Diese Alles-oder-nichts-Rhetorik enthält eine große Gefahr: Sie verleitet dazu, sich entweder resignativ zu verhalten und einem Weiter-so zu frönen oder in ein panisches Handeln zu verfallen, das angesichts einer drohenden Katastrophe alle, auch undemokratische und gewaltsame Mittel für geboten hält, um diese aufzuhalten. Solche Überzeichnungen sind bedenklich, da sie sich auf eine imaginierte große Klimakatastrophe beziehen und dabei die Realität des Klimawandels aus den Augen verlieren. Denn dieser führt zunehmend zu vielen kleinen Katastrophen. Unwetter, Dürren und Hitzeperioden sind zwar nicht so spektakulär wie das Weltende, aber man kann diese Ereignisse lokalisieren und versuchen, ihnen auf mehreren Ebenen zu begegnen: Von langfristigen Vorhaben wie der CO2-Reduktion bis zum Bau von Dämmen und der Renaturierung von Flusslandschaften steht dafür eine breite Palette von Maßnahmen zur Verfügung. Entscheidend ist nicht ein einmaliges katastrophales Ereignis, der große Zusammenbruch, sondern die zahlreichen auf unterschiedlichen Ebenen und in unterschiedlichen Formen stattfindenden Auswirkungen eines sich rapide wandelnden Klimas.
Der vermeintlich schwache und beschönigende Begriff des Klimawandels erweist sich bei genauerer Betrachtung als der realistische und damit eigentlich starke Terminus.

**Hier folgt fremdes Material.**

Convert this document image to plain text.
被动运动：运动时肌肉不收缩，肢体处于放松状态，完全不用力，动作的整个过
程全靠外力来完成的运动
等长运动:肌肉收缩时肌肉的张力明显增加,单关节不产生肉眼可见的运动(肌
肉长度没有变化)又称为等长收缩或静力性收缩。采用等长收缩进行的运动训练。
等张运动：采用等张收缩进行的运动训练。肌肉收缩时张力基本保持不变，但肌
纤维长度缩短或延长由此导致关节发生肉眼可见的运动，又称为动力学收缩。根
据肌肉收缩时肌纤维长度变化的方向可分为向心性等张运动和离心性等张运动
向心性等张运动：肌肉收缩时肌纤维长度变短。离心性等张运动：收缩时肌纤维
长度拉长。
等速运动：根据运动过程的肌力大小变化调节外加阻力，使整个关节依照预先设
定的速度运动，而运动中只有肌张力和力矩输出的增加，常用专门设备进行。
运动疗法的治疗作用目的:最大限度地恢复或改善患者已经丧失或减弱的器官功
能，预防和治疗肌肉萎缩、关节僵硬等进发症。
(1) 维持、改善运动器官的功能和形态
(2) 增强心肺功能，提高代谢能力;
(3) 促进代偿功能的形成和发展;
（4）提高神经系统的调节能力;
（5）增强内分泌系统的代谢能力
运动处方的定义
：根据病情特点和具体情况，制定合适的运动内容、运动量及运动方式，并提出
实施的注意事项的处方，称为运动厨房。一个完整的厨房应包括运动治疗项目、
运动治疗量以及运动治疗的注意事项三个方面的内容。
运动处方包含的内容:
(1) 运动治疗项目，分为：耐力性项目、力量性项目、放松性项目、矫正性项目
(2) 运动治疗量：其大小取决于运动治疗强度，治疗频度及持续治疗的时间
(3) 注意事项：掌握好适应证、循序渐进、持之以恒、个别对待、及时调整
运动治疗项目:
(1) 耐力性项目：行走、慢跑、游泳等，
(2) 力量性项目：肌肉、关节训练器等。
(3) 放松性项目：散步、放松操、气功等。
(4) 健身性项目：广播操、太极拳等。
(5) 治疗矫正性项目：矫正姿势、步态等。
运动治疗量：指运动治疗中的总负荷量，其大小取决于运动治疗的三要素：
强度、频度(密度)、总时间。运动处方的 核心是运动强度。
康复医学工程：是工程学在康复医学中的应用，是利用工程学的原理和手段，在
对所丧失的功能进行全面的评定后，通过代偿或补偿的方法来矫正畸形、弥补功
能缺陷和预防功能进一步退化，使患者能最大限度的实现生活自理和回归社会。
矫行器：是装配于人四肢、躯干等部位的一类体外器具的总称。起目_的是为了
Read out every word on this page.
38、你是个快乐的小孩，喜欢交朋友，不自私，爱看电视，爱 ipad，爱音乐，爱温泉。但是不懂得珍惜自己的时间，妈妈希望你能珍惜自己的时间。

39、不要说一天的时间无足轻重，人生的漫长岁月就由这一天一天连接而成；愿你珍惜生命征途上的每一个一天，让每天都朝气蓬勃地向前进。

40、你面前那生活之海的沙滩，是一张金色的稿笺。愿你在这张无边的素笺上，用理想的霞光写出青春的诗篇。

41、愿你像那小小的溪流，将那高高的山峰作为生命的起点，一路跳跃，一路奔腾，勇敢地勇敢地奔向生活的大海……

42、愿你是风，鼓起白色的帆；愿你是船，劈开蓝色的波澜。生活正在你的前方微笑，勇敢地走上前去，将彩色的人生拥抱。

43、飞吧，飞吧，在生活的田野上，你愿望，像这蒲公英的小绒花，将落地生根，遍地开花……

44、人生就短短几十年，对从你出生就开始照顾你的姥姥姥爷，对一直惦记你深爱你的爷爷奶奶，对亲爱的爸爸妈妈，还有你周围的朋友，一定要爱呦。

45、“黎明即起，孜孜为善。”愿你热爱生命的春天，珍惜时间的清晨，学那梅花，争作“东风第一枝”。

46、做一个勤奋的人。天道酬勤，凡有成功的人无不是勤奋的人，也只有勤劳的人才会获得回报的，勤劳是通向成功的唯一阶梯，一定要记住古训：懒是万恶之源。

Im Begriff des Wandels steckt eine Unerbittlichkeit, die ziemlich präzise beschreibt, was in Klimafragen auf uns zukommt. Selbst wenn es gelingen sollte, die CO2-Emissionen in den nächsten Jahrzehnten radikal zu senken, selbst wenn, was in den Sternen steht, die Energiewende in einem globalen Maßstab angesichts einer weiter wachsenden Erdbevölkerung durchgesetzt werden könnte, werden die Folgen der Industrialisierung für viele Generationen den Umgang mit Natur und Klima weiterhin bestimmen.

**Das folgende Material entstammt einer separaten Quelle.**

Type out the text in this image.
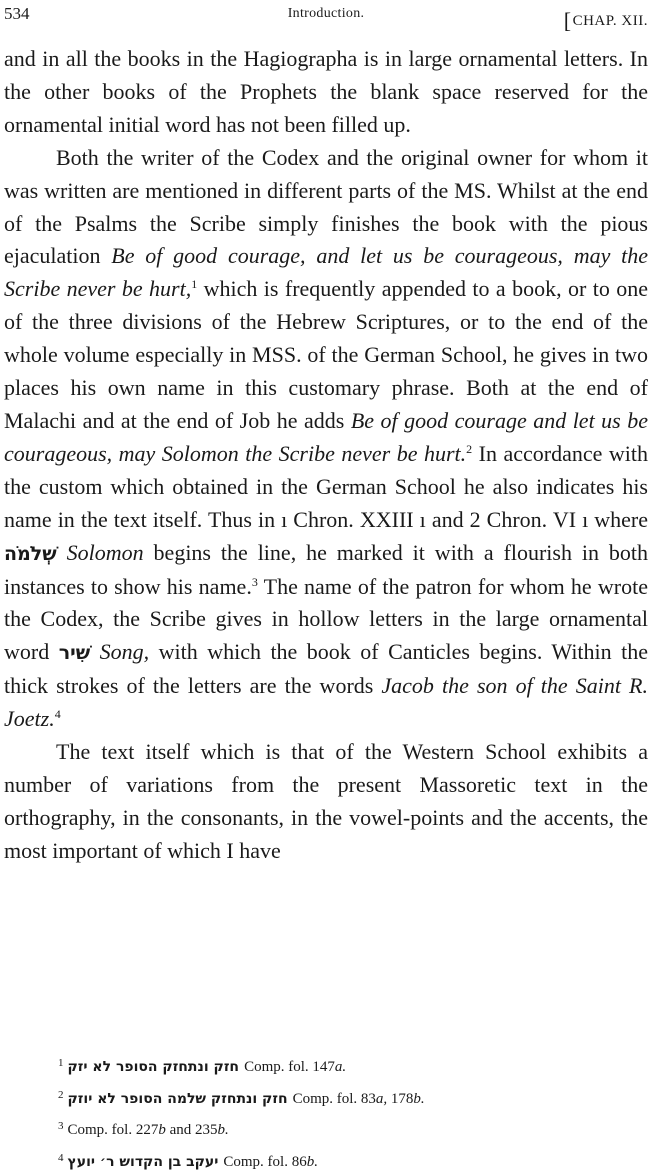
534	Introduction.	[CHAP. XII.

and in all the books in the Hagiographa is in large ornamental letters. In the other books of the Prophets the blank space reserved for the ornamental initial word has not been filled up.

Both the writer of the Codex and the original owner for whom it was written are mentioned in different parts of the MS. Whilst at the end of the Psalms the Scribe simply finishes the book with the pious ejaculation Be of good courage, and let us be courageous, may the Scribe never be hurt,$^1$ which is frequently appended to a book, or to one of the three divisions of the Hebrew Scriptures, or to the end of the whole volume especially in MSS. of the German School, he gives in two places his own name in this customary phrase. Both at the end of Malachi and at the end of Job he adds Be of good courage and let us be courageous, may Solomon the Scribe never be hurt.$^2$ In accordance with the custom which obtained in the German School he also indicates his name in the text itself. Thus in ı Chron. XXIII ı and 2 Chron. VI ı where שְׁלֹמֹה Solomon begins the line, he marked it with a flourish in both instances to show his name.$^3$ The name of the patron for whom he wrote the Codex, the Scribe gives in hollow letters in the large ornamental word שִׁיר Song, with which the book of Canticles begins. Within the thick strokes of the letters are the words Jacob the son of the Saint R. Joetz.$^4$

The text itself which is that of the Western School exhibits a number of variations from the present Massoretic text in the orthography, in the consonants, in the vowel-points and the accents, the most important of which I have

$^1$ חזק ונתחזק הסופר לא יזק Comp. fol. 147a.
$^2$ חזק ונתחזק שלמה הסופר לא יוזק Comp. fol. 83a, 178b.
$^3$ Comp. fol. 227b and 235b.
$^4$ יעקב בן הקדוש ר׳ יועץ Comp. fol. 86b.
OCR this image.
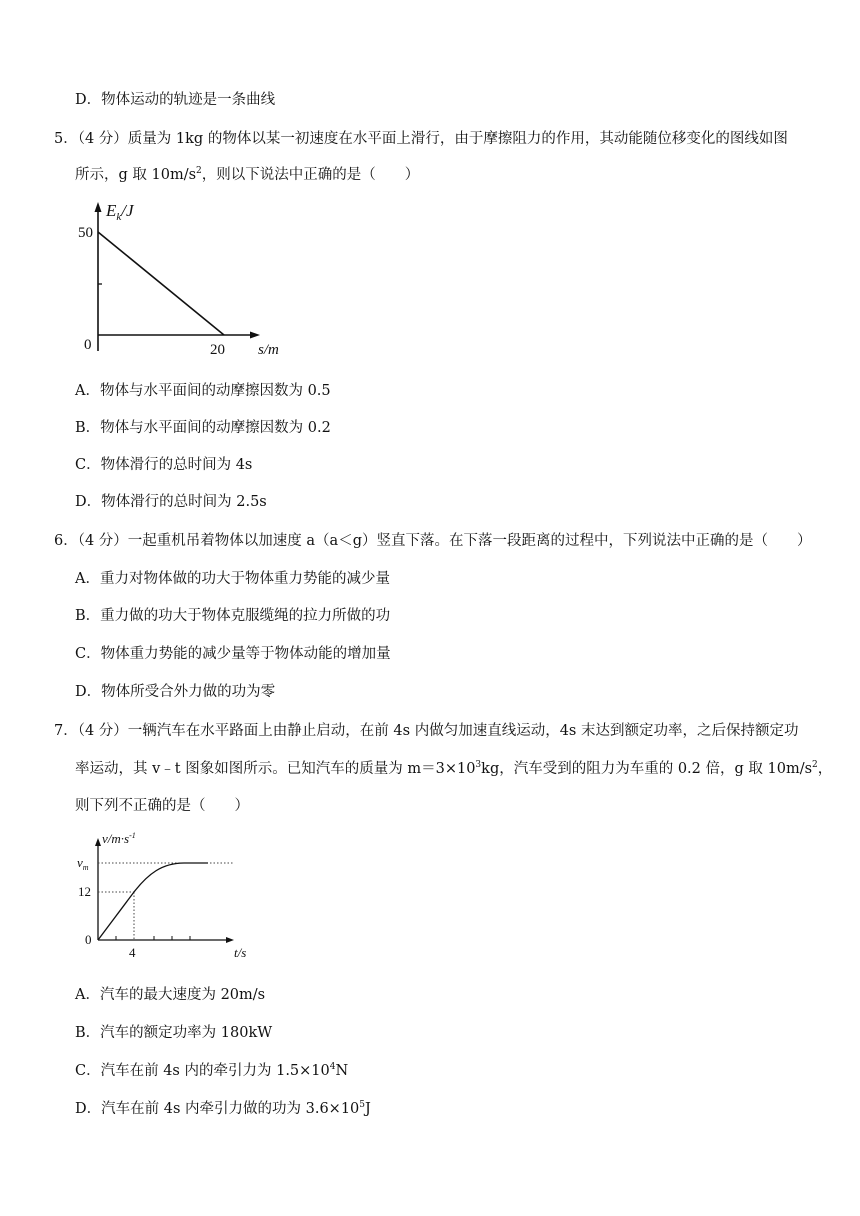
D．物体运动的轨迹是一条曲线
5．（4 分）质量为 1kg 的物体以某一初速度在水平面上滑行，由于摩擦阻力的作用，其动能随位移变化的图线如图
所示，g 取 $10m/s^2$，则以下说法中正确的是（　　）
$E_k/J$
50
0	20 s/m
A．物体与水平面间的动摩擦因数为 0.5
B．物体与水平面间的动摩擦因数为 0.2
C．物体滑行的总时间为 4s
D．物体滑行的总时间为 2.5s
6．（4 分）一起重机吊着物体以加速度 a（a＜g）竖直下落。在下落一段距离的过程中，下列说法中正确的是（　　）
A．重力对物体做的功大于物体重力势能的减少量
B．重力做的功大于物体克服缆绳的拉力所做的功
C．物体重力势能的减少量等于物体动能的增加量
D．物体所受合外力做的功为零
7．（4 分）一辆汽车在水平路面上由静止启动，在前 4s 内做匀加速直线运动，4s 末达到额定功率，之后保持额定功
率运动，其 v﹣t 图象如图所示。已知汽车的质量为 $m=3\times 10^3kg$，汽车受到的阻力为车重的 0.2 倍，g 取 $10m/s^2$，
则下列不正确的是（　　）
$v/m\cdot s^{-1}$
$v_m$
12
0
4	t/s
A．汽车的最大速度为 20m/s
B．汽车的额定功率为 180kW
C．汽车在前 4s 内的牵引力为 $1.5\times 10^4N$
D．汽车在前 4s 内牵引力做的功为 $3.6\times 10^5J$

Aber Krisen, und auch dies ist ein unterschätzter Aspekt, zeitigen prinzipiell ein regressives Moment: Wir möchten oft zu dem Zustand zurückkehren, aus dem uns die Krise schmerzhaft gerissen hat. Krisenbewältigungsrhetorik ist deshalb fast notwendigerweise mit nostalgischen Rückblicken verbunden, mit der Sehnsucht nach einer Zeit, in der die Welt vermeintlich noch in Ordnung war. Man achte einmal darauf, mit welch einer verklärenden Inbrunst Klimaaktivisten die Formulierung »vorindustrielles Zeitalter« verwenden: Der Spätfeudalismus, in dem neunzig Prozent der Menschen mühselig von einer kargen Landwirtschaft lebten und in jedem Winter Unzählige erfroren, wird zu einem Idealzustand erklärt, in dem bei allem Elend und aller Not das Allerwichtigste gestimmt hat: Der CO2-Gehalt war niedrig, und die Temperaturen lagen deutlich unter den heutigen Werten.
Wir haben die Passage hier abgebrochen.